Sobre la humanidad paira algo así como una oscura nube de tempestad. Sofocante se halla la atmosfera. De modo apático, bajo una presión irrespirable, trabaja la facultad de intuición de cada individuo. Excesivamente tensos se encuentran solamente los nervios que actúan sobre la vida sensorial e impulsiva del cuerpo. Estimulados artificialmente por los errores de una educación falsa, por una concepción errada y el autoengaño. En ese sentido el ser humano actual no es normal, sino que lleva consigo una impulsividad sexual malsana, elevada hasta la décima, la cual busca exaltar, adorándola en centenares de formas y variantes, lo que deberá de resultar la perdición de la humanidad entera.

De modo contagioso, transmisible como un aliento pestilente, actúa con el tiempo incluso sobre aquellos que tratan de aferrarse obstinadamente a un ideal, cuyo resplandor todavía ven en el escondrijo de su semi-consciencia. Anhelantes estiran sus brazos hacia eso pero, suspirando, los bajan siempre de nuevo, sin esperanza, desesperados, cuando vuelven su mirada hacia lo qué les rodea. En caótica impotencia ven, aterrorizados, con que gran velocidad se va turbando la visión clara en relación con la moralidad e inmoralidad, perdiendo la facultad de discernimiento, cambiando en ese campo la pauta de los conceptos, de tal modo que mucho de aquello de lo que poco tiempo antes habría causado repugnancia y desprecio, rápidamente pasa a ser admitido como algo completamente natural, ya no más escandalizando. Pero pronto el cáliz estará lleno hasta el borde. ¡Habrá de sobrevenir un terrible despertar!

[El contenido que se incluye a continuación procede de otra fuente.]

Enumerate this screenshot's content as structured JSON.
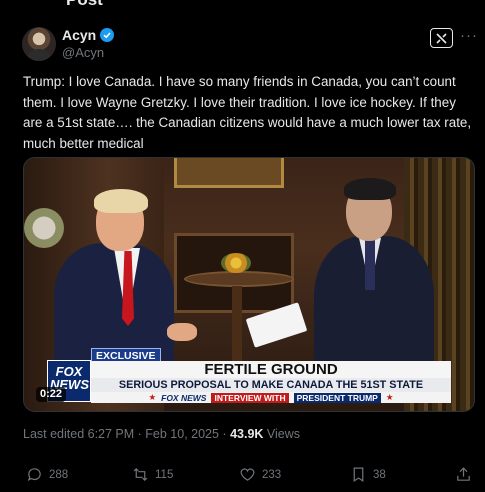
{
  "header": {
    "title": "Post"
  },
  "author": {
    "name": "Acyn",
    "handle": "@Acyn",
    "verified": true
  },
  "tweet": {
    "text": "Trump: I love Canada. I have so many friends in Canada, you can’t count them. I love Wayne Gretzky. I love their tradition. I love ice hockey.  If they are a 51st state…. the Canadian citizens would have a much lower tax rate, much better medical"
  },
  "video": {
    "duration": "0:22",
    "chyron": {
      "tag": "EXCLUSIVE",
      "logo_text": "FOX NEWS",
      "headline": "FERTILE GROUND",
      "subheadline": "SERIOUS PROPOSAL TO MAKE CANADA THE 51ST STATE",
      "ticker_network": "FOX NEWS",
      "ticker_label": "INTERVIEW WITH",
      "ticker_subject": "PRESIDENT TRUMP"
    }
  },
  "meta": {
    "edited": "Last edited 6:27 PM · Feb 10, 2025 · ",
    "views_count": "43.9K",
    "views_label": " Views"
  },
  "actions": {
    "replies": "288",
    "reposts": "115",
    "likes": "233",
    "bookmarks": "38"
  },
  "colors": {
    "background": "#000000",
    "text": "#e7e9ea",
    "muted": "#71767b",
    "verified": "#1d9bf0"
  },
  "icons": [
    "grok-icon",
    "more-icon",
    "reply-icon",
    "repost-icon",
    "like-icon",
    "bookmark-icon",
    "share-icon",
    "verified-badge-icon"
  ]
}
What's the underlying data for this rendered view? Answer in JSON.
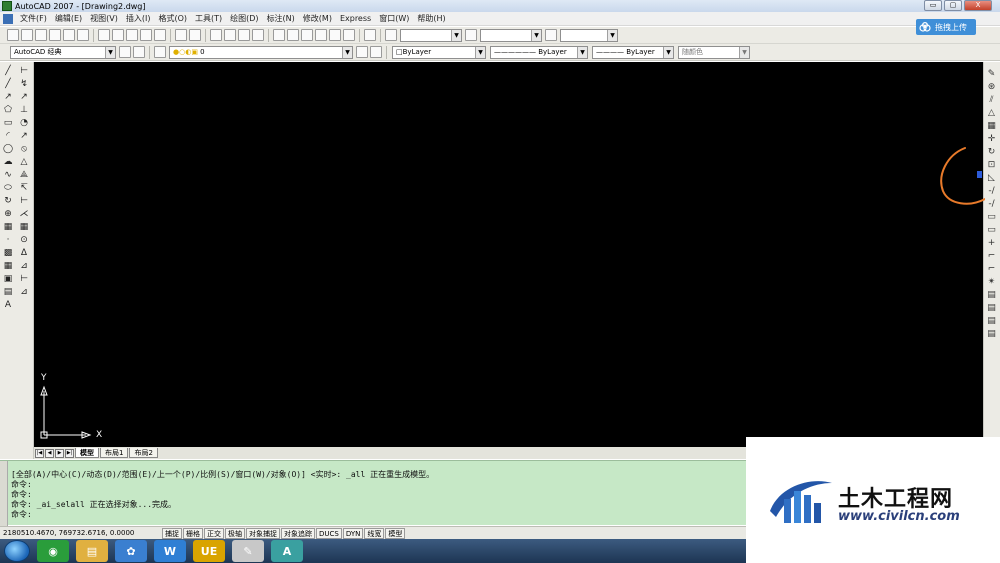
{
  "window": {
    "title": "AutoCAD 2007 - [Drawing2.dwg]",
    "buttons": [
      "▭",
      "▢",
      "X"
    ]
  },
  "menu": {
    "items": [
      "文件(F)",
      "编辑(E)",
      "视图(V)",
      "插入(I)",
      "格式(O)",
      "工具(T)",
      "绘图(D)",
      "标注(N)",
      "修改(M)",
      "Express",
      "窗口(W)",
      "帮助(H)"
    ]
  },
  "cloud": {
    "label": "拖拽上传",
    "color": "#3f8fd8"
  },
  "toolbar2": {
    "workspace": "AutoCAD 经典",
    "layer": "0",
    "color": "ByLayer",
    "linetype": "ByLayer",
    "lineweight": "ByLayer",
    "plotstyle": "随颜色"
  },
  "canvas": {
    "background": "#000000",
    "axis_x": "X",
    "axis_y": "Y"
  },
  "tabs": {
    "nav": [
      "|◀",
      "◀",
      "▶",
      "▶|"
    ],
    "items": [
      "模型",
      "布局1",
      "布局2"
    ],
    "active": "模型"
  },
  "command": {
    "lines": [
      "[全部(A)/中心(C)/动态(D)/范围(E)/上一个(P)/比例(S)/窗口(W)/对象(O)] <实时>: _all 正在重生成模型。",
      "命令:",
      "命令:",
      "命令: _ai_selall 正在选择对象...完成。",
      "命令:"
    ],
    "background": "#c6e8c6"
  },
  "status": {
    "coords": "2180510.4670, 769732.6716, 0.0000",
    "toggles": [
      "捕捉",
      "栅格",
      "正交",
      "极轴",
      "对象捕捉",
      "对象追踪",
      "DUCS",
      "DYN",
      "线宽",
      "模型"
    ]
  },
  "taskbar": {
    "apps": [
      {
        "icon": "browser-icon",
        "glyph": "◉",
        "color": "#2a9d3b"
      },
      {
        "icon": "folder-icon",
        "glyph": "▤",
        "color": "#e0b040"
      },
      {
        "icon": "cloud-icon",
        "glyph": "✿",
        "color": "#3a7fd0"
      },
      {
        "icon": "wps-icon",
        "glyph": "W",
        "color": "#2f7fd4"
      },
      {
        "icon": "ue-icon",
        "glyph": "UE",
        "color": "#d9a400"
      },
      {
        "icon": "paint-icon",
        "glyph": "✎",
        "color": "#c8c8c8"
      },
      {
        "icon": "autocad-icon",
        "glyph": "A",
        "color": "#3aa0a0"
      }
    ]
  },
  "watermark": {
    "brand": "土木工程网",
    "url": "www.civilcn.com"
  },
  "left_tools": {
    "col1": [
      "╱",
      "╱",
      "↗",
      "⬠",
      "▭",
      "◜",
      "◯",
      "☁",
      "∿",
      "⬭",
      "↻",
      "⊕",
      "▦",
      "·",
      "▩",
      "▦",
      "▣",
      "▤",
      "A"
    ],
    "col2": [
      "⊢",
      "↯",
      "↗",
      "⊥",
      "◔",
      "↗",
      "⦸",
      "△",
      "⟁",
      "↸",
      "⊢",
      "⋌",
      "▦",
      "⊙",
      "Δ",
      "⊿",
      "⊢",
      "⊿"
    ]
  },
  "right_tools": [
    "✎",
    "⊛",
    "⫽",
    "△",
    "▦",
    "✛",
    "↻",
    "⊡",
    "◺",
    "-/",
    "-/",
    "▭",
    "▭",
    "+",
    "⌐",
    "⌐",
    "✴",
    "▤",
    "▤",
    "▤",
    "▤"
  ]
}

Incluso ahora, a veces sobre esas masas fustigadas por los sentidos, pasa algo así como un repentino y tímido encogimiento, completamente irreflexivo e inconsciente. La incertidumbre se apodera por un instante de muchos corazones; pero sin embargo, no llega a un despertar, a una intuición nítida de su actuación indigna. Se acude entonces a un esmero redoblado por reprimir o ahogar tales “debilidades” o “últimos resquicios” de conceptos anticuados. Ha de haber progreso a cualquier precio. Pero progresar es posible en dos direcciones. Hacia arriba o hacia bajo. Conforme a la elección realizada. Y tal y como se está ahora, esto conduce a una velocidad vertiginosa hacia bajo. El golpe habrá de reventar a los que así se precipitan hacia bajo, cuando suene la hora en la que choquen contra una fuerte resistencia.

En ese ambiente sofocante, la nube de tempestad se condensa siniestramente cada vez más. En cualquier momento se espera el primer relámpago, que rasgue y claree la oscuridad, que ilumine con flameante llama lo que está más escondido, con tal inexorabilidad y agudeza que trae en sí la liberación para aquellos que anhelen por luz y claridad, pero destrucción sin embargo, para los que no posean anhelo por la Luz. Cuanto más tiempo disponga esta nube para densificar su oscuridad y peso, tanto más penetrante y aterrorizante será también el rayo que provoque. Disipará la atmosfera débil y floja que esconde codicias viscosas en los pliegues de su indolencia; pues al primer relámpago le seguirá naturalmente una corriente de aire fresco y seco, que trae nueva vida. En la fría claridad de la Luz se encontrarán, de inmediato, ante los ojos de la humanidad aterrorizada, todas las monstruosidades de la fantasía morbosa, despidas de sus mentiras de falso brillo. Al igual que el temblor de un poderoso trueno será el despertar en las almas, de modo que el manantial de agua vivificante de la Verdad límpida pueda emanar y discurrir con estruendo sobre el suelo ya reblandecido. Despunta el día de la libertad. Liberación del yugo de una inmoralidad existente desde hace milenios y que ahora ha llegado a su máximo florecimiento.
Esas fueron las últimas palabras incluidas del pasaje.